October 13, 1988|HOWARD ROSENBERG | Times Television Critic

PBS' "Mystery!" home for such elite sleuths as Sherlock Holmes and Miss Marple--begins its new season slightly off center but creatively on the mark with an elegantly made, deliciously fascinating two-parter about a 1935 murder case whose lurid details captivated England for months.

Airing at 9 tonight and next Thursday (on Channels 28 and 15), "Cause Celebre" offers stealth, enigma, intrigue, seduction and aching sadness--along with Helen Mirren's winning performance as Alma Rattenbury, a woman in her late 30s whose jealous 18-year-old lover bludgeoned to death Alma's 60-year-old husband.

Francis and Alma Rattenbury were Canadians who moved to Bournemouth on England's South Coast, where they hired a teen-age handyman/chauffeur (given the name of George Bowman here) whose presence would dramatically transform their lives.

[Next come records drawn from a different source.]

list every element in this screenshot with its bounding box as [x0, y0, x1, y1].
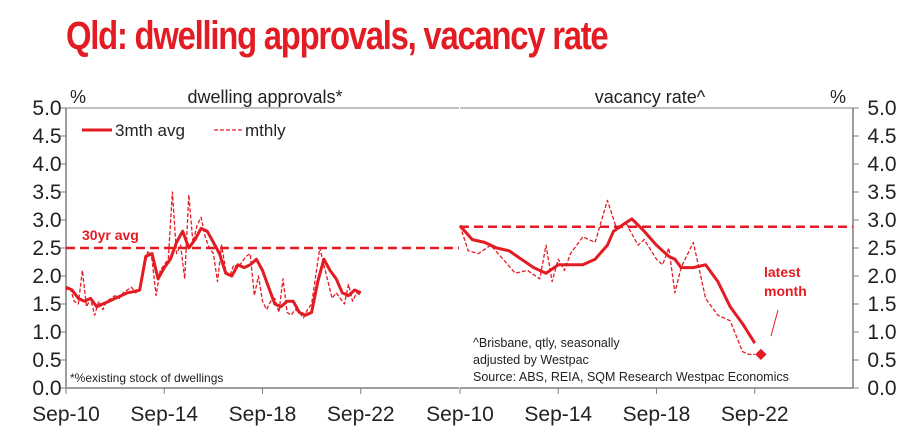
- y-unit-label: %: [830, 87, 846, 107]
- y-tick-label: 3.5: [32, 181, 61, 204]
- footnote: *%existing stock of dwellings: [70, 371, 223, 385]
- series-line-3mth-avg: [458, 217, 757, 344]
- legend-label: mthly: [245, 121, 286, 140]
- x-tick-label: Sep-22: [721, 403, 789, 426]
- y-tick-label: 1.0: [32, 321, 61, 344]
- chart-title: Qld: dwelling approvals, vacancy rate: [66, 14, 609, 58]
- y-tick-label: 0.0: [867, 377, 896, 400]
- legend-label: 3mth avg: [115, 121, 185, 140]
- y-tick-label: 1.5: [867, 293, 896, 316]
- annotation-pointer: [770, 309, 779, 337]
- y-tick-label: 3.0: [32, 209, 61, 232]
- annotation-label: month: [764, 283, 807, 299]
- x-tick-label: Sep-14: [524, 403, 592, 426]
- latest-month-marker: [755, 348, 767, 361]
- y-tick-label: 0.5: [867, 349, 896, 372]
- y-tick-label: 3.0: [867, 209, 896, 232]
- x-tick-label: Sep-22: [327, 403, 395, 426]
- annotation-label: latest: [764, 264, 801, 280]
- y-tick-label: 4.0: [867, 153, 896, 176]
- y-tick-label: 2.5: [32, 237, 61, 260]
- x-tick-label: Sep-18: [229, 403, 297, 426]
- footnote-line: Source: ABS, REIA, SQM Research Westpac …: [473, 370, 789, 384]
- y-tick-label: 5.0: [867, 97, 896, 120]
- y-tick-label: 4.5: [867, 125, 896, 148]
- y-tick-label: 5.0: [32, 97, 61, 120]
- footnote-line: ^Brisbane, qtly, seasonally: [473, 336, 620, 350]
- reference-line-label: 30yr avg: [82, 227, 139, 243]
- footnote-line: adjusted by Westpac: [473, 353, 589, 367]
- series-line-mthly: [459, 199, 755, 356]
- panel-title: vacancy rate^: [595, 87, 706, 107]
- x-tick-label: Sep-18: [623, 403, 691, 426]
- x-tick-label: Sep-10: [32, 403, 100, 426]
- y-tick-label: 2.0: [867, 265, 896, 288]
- panel-title: dwelling approvals*: [187, 87, 342, 107]
- x-tick-label: Sep-14: [130, 403, 198, 426]
- y-tick-label: 0.5: [32, 349, 61, 372]
- y-tick-label: 2.5: [867, 237, 896, 260]
- x-tick-label: Sep-10: [426, 403, 494, 426]
- y-tick-label: 0.0: [32, 377, 61, 400]
- y-tick-label: 4.5: [32, 125, 61, 148]
- y-tick-label: 3.5: [867, 181, 896, 204]
- series-line-mthly: [65, 191, 362, 319]
- y-tick-label: 1.5: [32, 293, 61, 316]
- y-tick-label: 4.0: [32, 153, 61, 176]
- y-tick-label: 2.0: [32, 265, 61, 288]
- y-tick-label: 1.0: [867, 321, 896, 344]
- y-unit-label: %: [70, 87, 86, 107]
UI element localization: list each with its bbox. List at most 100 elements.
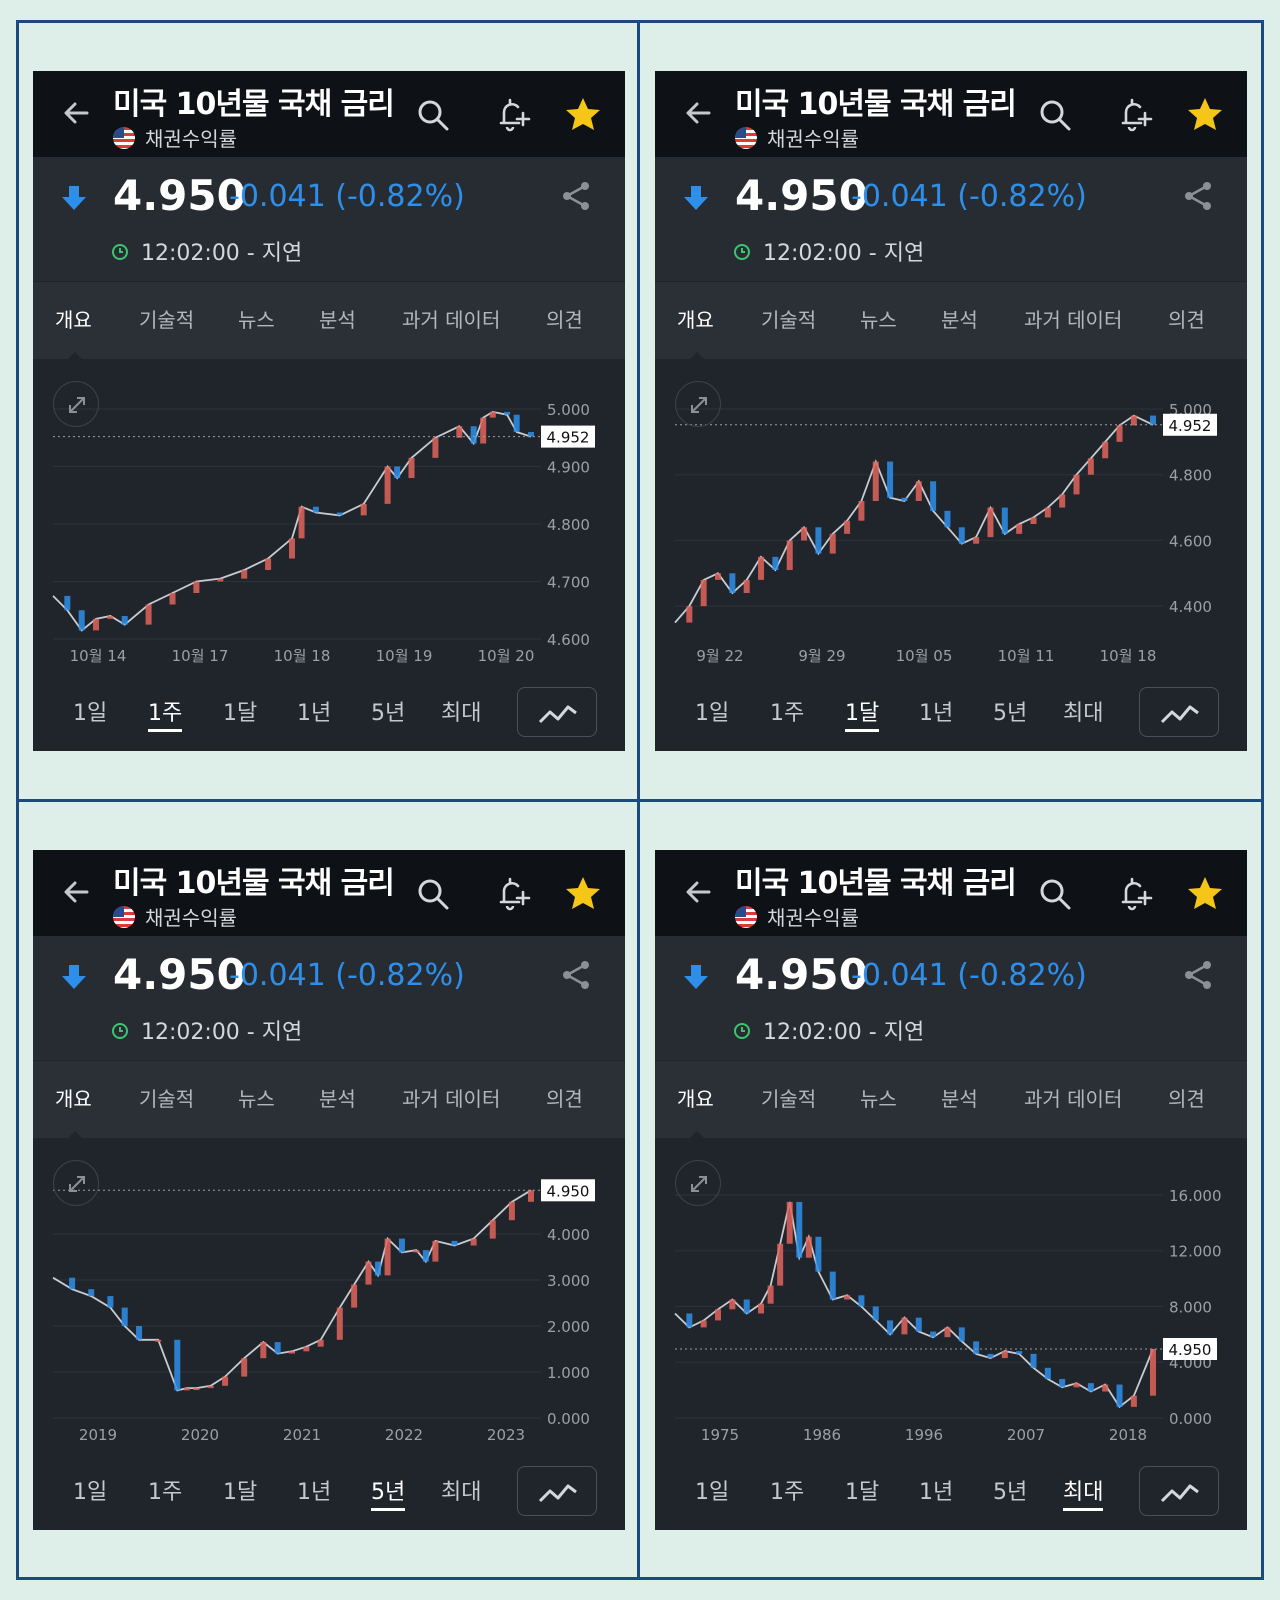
candle — [289, 1351, 295, 1354]
search-icon[interactable] — [1035, 874, 1075, 914]
star-icon[interactable] — [1185, 874, 1225, 914]
share-icon[interactable] — [1181, 958, 1215, 992]
instrument-title: 미국 10년물 국채 금리 — [735, 866, 1017, 901]
share-icon[interactable] — [559, 958, 593, 992]
back-arrow-icon[interactable] — [57, 872, 97, 912]
expand-icon[interactable] — [675, 1160, 721, 1206]
tab-4[interactable]: 과거 데이터 — [1024, 308, 1123, 332]
tab-4[interactable]: 과거 데이터 — [402, 1087, 501, 1111]
period-2[interactable]: 1달 — [845, 1480, 880, 1505]
tab-0[interactable]: 개요 — [55, 1087, 92, 1111]
period-0[interactable]: 1일 — [695, 1480, 730, 1505]
tab-2[interactable]: 뉴스 — [238, 308, 275, 332]
line-chart-icon[interactable] — [517, 687, 597, 737]
candle — [513, 414, 520, 432]
star-icon[interactable] — [563, 95, 603, 135]
period-5[interactable]: 최대 — [1063, 1474, 1104, 1511]
star-icon[interactable] — [1185, 95, 1225, 135]
tab-1[interactable]: 기술적 — [139, 308, 195, 332]
candle — [772, 556, 779, 570]
tab-0[interactable]: 개요 — [677, 1087, 714, 1111]
y-tick-label: 8.000 — [1169, 1298, 1212, 1316]
candle — [958, 527, 965, 544]
search-icon[interactable] — [413, 874, 453, 914]
period-4[interactable]: 5년 — [993, 1480, 1028, 1505]
period-2[interactable]: 1달 — [223, 701, 258, 726]
period-4[interactable]: 5년 — [993, 701, 1028, 726]
candle — [384, 466, 391, 504]
line-chart-icon[interactable] — [517, 1466, 597, 1516]
period-4[interactable]: 5년 — [371, 701, 406, 726]
period-0[interactable]: 1일 — [73, 701, 108, 726]
x-tick-label: 10월 14 — [70, 647, 127, 665]
bell-plus-icon[interactable] — [493, 95, 533, 135]
tab-3[interactable]: 분석 — [319, 1087, 356, 1111]
tab-5[interactable]: 의견 — [546, 308, 583, 332]
tab-3[interactable]: 분석 — [319, 308, 356, 332]
period-1[interactable]: 1주 — [148, 1480, 183, 1505]
bell-plus-icon[interactable] — [493, 874, 533, 914]
period-2[interactable]: 1달 — [223, 1480, 258, 1505]
candle — [504, 411, 511, 415]
expand-icon[interactable] — [53, 1160, 99, 1206]
candle — [241, 570, 248, 579]
period-3[interactable]: 1년 — [297, 1480, 332, 1505]
period-2[interactable]: 1달 — [845, 695, 880, 732]
share-icon[interactable] — [559, 179, 593, 213]
candle — [801, 527, 808, 541]
bell-plus-icon[interactable] — [1115, 95, 1155, 135]
x-tick-label: 1975 — [701, 1426, 739, 1444]
line-chart-icon[interactable] — [1139, 1466, 1219, 1516]
tab-5[interactable]: 의견 — [1168, 308, 1205, 332]
period-1[interactable]: 1주 — [770, 1480, 805, 1505]
candle — [700, 579, 707, 607]
stock-panel-3: 미국 10년물 국채 금리 채권수익률 4.950 -0.041 (-0.82%… — [655, 850, 1247, 1530]
tab-0[interactable]: 개요 — [55, 308, 92, 332]
period-0[interactable]: 1일 — [695, 701, 730, 726]
tab-5[interactable]: 의견 — [546, 1087, 583, 1111]
x-tick-label: 10월 20 — [478, 647, 535, 665]
back-arrow-icon[interactable] — [57, 93, 97, 133]
line-chart-icon[interactable] — [1139, 687, 1219, 737]
tab-3[interactable]: 분석 — [941, 308, 978, 332]
star-icon[interactable] — [563, 874, 603, 914]
x-tick-label: 10월 11 — [998, 647, 1055, 665]
tab-0[interactable]: 개요 — [677, 308, 714, 332]
back-arrow-icon[interactable] — [679, 872, 719, 912]
quote-time: 12:02:00 - 지연 — [763, 241, 925, 266]
period-5[interactable]: 최대 — [1063, 701, 1104, 726]
tab-2[interactable]: 뉴스 — [238, 1087, 275, 1111]
tab-3[interactable]: 분석 — [941, 1087, 978, 1111]
period-4[interactable]: 5년 — [371, 1474, 406, 1511]
candle — [1130, 1395, 1137, 1407]
tab-1[interactable]: 기술적 — [139, 1087, 195, 1111]
tab-2[interactable]: 뉴스 — [860, 308, 897, 332]
period-5[interactable]: 최대 — [441, 701, 482, 726]
share-icon[interactable] — [1181, 179, 1215, 213]
tab-2[interactable]: 뉴스 — [860, 1087, 897, 1111]
candle — [930, 481, 937, 511]
period-3[interactable]: 1년 — [919, 701, 954, 726]
period-3[interactable]: 1년 — [297, 701, 332, 726]
candle — [289, 538, 295, 559]
tab-5[interactable]: 의견 — [1168, 1087, 1205, 1111]
bell-plus-icon[interactable] — [1115, 874, 1155, 914]
period-3[interactable]: 1년 — [919, 1480, 954, 1505]
expand-icon[interactable] — [675, 381, 721, 427]
period-1[interactable]: 1주 — [770, 701, 805, 726]
search-icon[interactable] — [413, 95, 453, 135]
back-arrow-icon[interactable] — [679, 93, 719, 133]
period-5[interactable]: 최대 — [441, 1480, 482, 1505]
tab-1[interactable]: 기술적 — [761, 308, 817, 332]
search-icon[interactable] — [1035, 95, 1075, 135]
expand-icon[interactable] — [53, 381, 99, 427]
instrument-type: 채권수익률 — [767, 127, 859, 151]
period-0[interactable]: 1일 — [73, 1480, 108, 1505]
candle — [398, 1238, 405, 1253]
tab-1[interactable]: 기술적 — [761, 1087, 817, 1111]
tab-4[interactable]: 과거 데이터 — [1024, 1087, 1123, 1111]
candle — [1044, 507, 1051, 518]
period-1[interactable]: 1주 — [148, 695, 183, 732]
tab-4[interactable]: 과거 데이터 — [402, 308, 501, 332]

Two months later, the restless matron and her young, impressionable employee (they were also worlds apart in social class) began an affair that would result in the death of Francis and a spectacular trial that made Alma the object of public scorn.

A production of England's Anglia Television, Ken Taylor's adaptation of Terence Rattigan's play is an anguished story of dark, brooding resonance, grippingly directed by John Gorrie and skillfully performed by Mirren, David Morrissey as Bowman and Harry Andrews as Francis.

That fine actress Mirren, in particular, simply excels, playing the dual-edged Alma as a tragic, lonely, misunderstood and ultimately sympathetic woman who became a victim of her own foolishness but nobly sought to sacrifice herself to protect her young lover. Excellent work in an excellent production.